Spark SQL gives Data Frames and SQL support
Spark auto imports tables from Hive

PySpark SQL code


ans = spark.sql("SELECT ngram, COUNT(ngram) FROM ngrams \
                 WHERE volumes=1 GROUP BY ngram ORDER BY ngram")
ans.show()

# ans is really a dataframe and we can mix the syntax

ans.count()
ans.printSchema()
ans.filter(ans['ngram'] == 'snake').show()

Choosing a tool and language

If you can use a tool you're already familiar with, do
Working on structured data? Use Hive or Pig
There is probably already an Apache tool to do what you want

Testing Locally

You can test both Pig and Spark locally if you have them installed.

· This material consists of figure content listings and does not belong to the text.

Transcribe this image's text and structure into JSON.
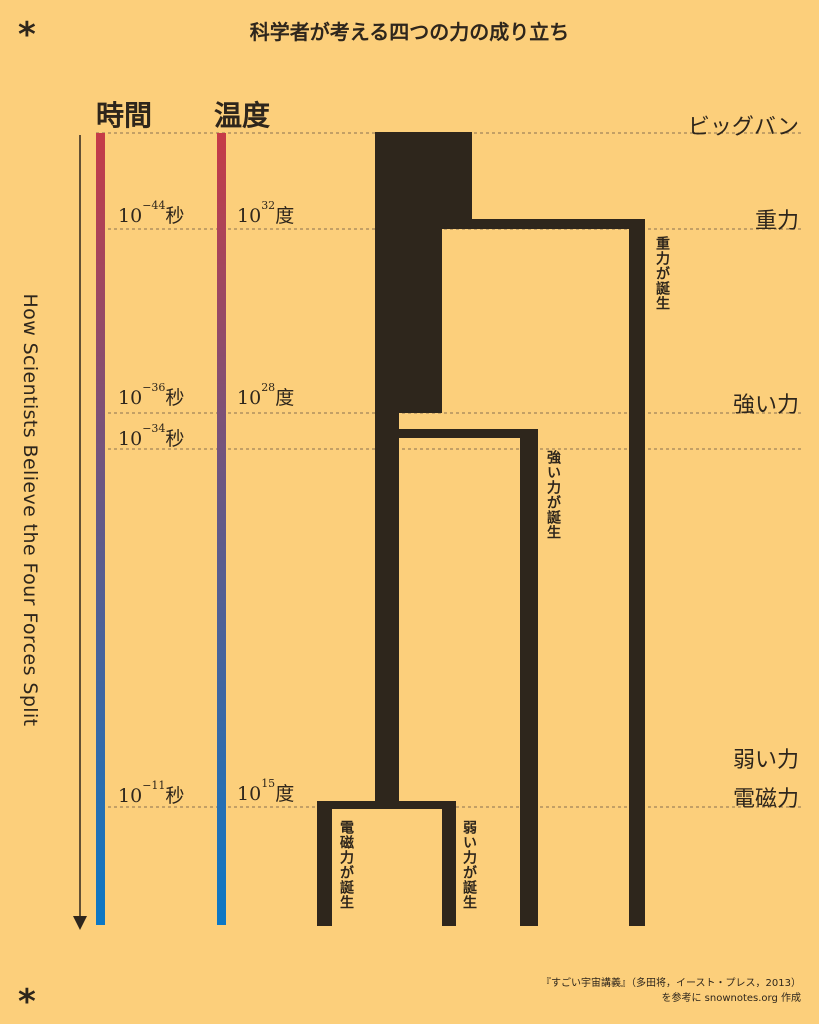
{
  "title": "科学者が考える四つの力の成り立ち",
  "decor": {
    "top_left": "*",
    "bottom_left": "*"
  },
  "columns": {
    "time": "時間",
    "temperature": "温度"
  },
  "vertical_title": "How Scientists Believe the Four Forces Split",
  "events": {
    "big_bang": "ビッグバン",
    "gravity": "重力",
    "strong": "強い力",
    "weak": "弱い力",
    "electromagnetic": "電磁力"
  },
  "time_marks": [
    {
      "base": "10",
      "exp": "−44",
      "unit": "秒"
    },
    {
      "base": "10",
      "exp": "−36",
      "unit": "秒"
    },
    {
      "base": "10",
      "exp": "−34",
      "unit": "秒"
    },
    {
      "base": "10",
      "exp": "−11",
      "unit": "秒"
    }
  ],
  "temp_marks": [
    {
      "base": "10",
      "exp": "32",
      "unit": "度"
    },
    {
      "base": "10",
      "exp": "28",
      "unit": "度"
    },
    {
      "base": "10",
      "exp": "15",
      "unit": "度"
    }
  ],
  "branch_labels": {
    "gravity": "重力が誕生",
    "strong": "強い力が誕生",
    "electromagnetic": "電磁力が誕生",
    "weak": "弱い力が誕生"
  },
  "credit": {
    "line1": "『すごい宇宙講義』（多田将，イースト・プレス，2013）",
    "line2": "を参考に snownotes.org 作成"
  },
  "colors": {
    "background": "#fccf7b",
    "tree": "#2e261c",
    "bar_top": "#c63b47",
    "bar_bottom": "#0c78c5"
  }
}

In addition, there is a Dockerfile here that provides a pre-built environment for testing Pig and Spark if you are a Docker user.

Contact Info

Going Big


# start hive drop old ngrams and replace with full size copy on cluster
#  note lack of importing data, if data already exists its left in place
#  There are also ways to make these data even faster contact for help

DROP TABLE ngrams;

CREATE EXTERNAL TABLE ngrams
     ( ngram STRING,
       year INT, 
       count BIGINT,
       volumes BIGINT )
     ROW FORMAT DELIMITED
     FIELDS TERMINATED BY '\t'
     STORED AS TEXTFILE
     LOCATION '/var/ngrams';

Going Big Ctd.


# Large data makes more partitions
#  Parallelism is limited to the extent of these blocks
# 23GB -- 396 partitions
# 1,201,784,959 Rows

SELECT year, COUNT(ngram) 
  FROM ngrams
  WHERE volumes = 1
  GROUP BY year;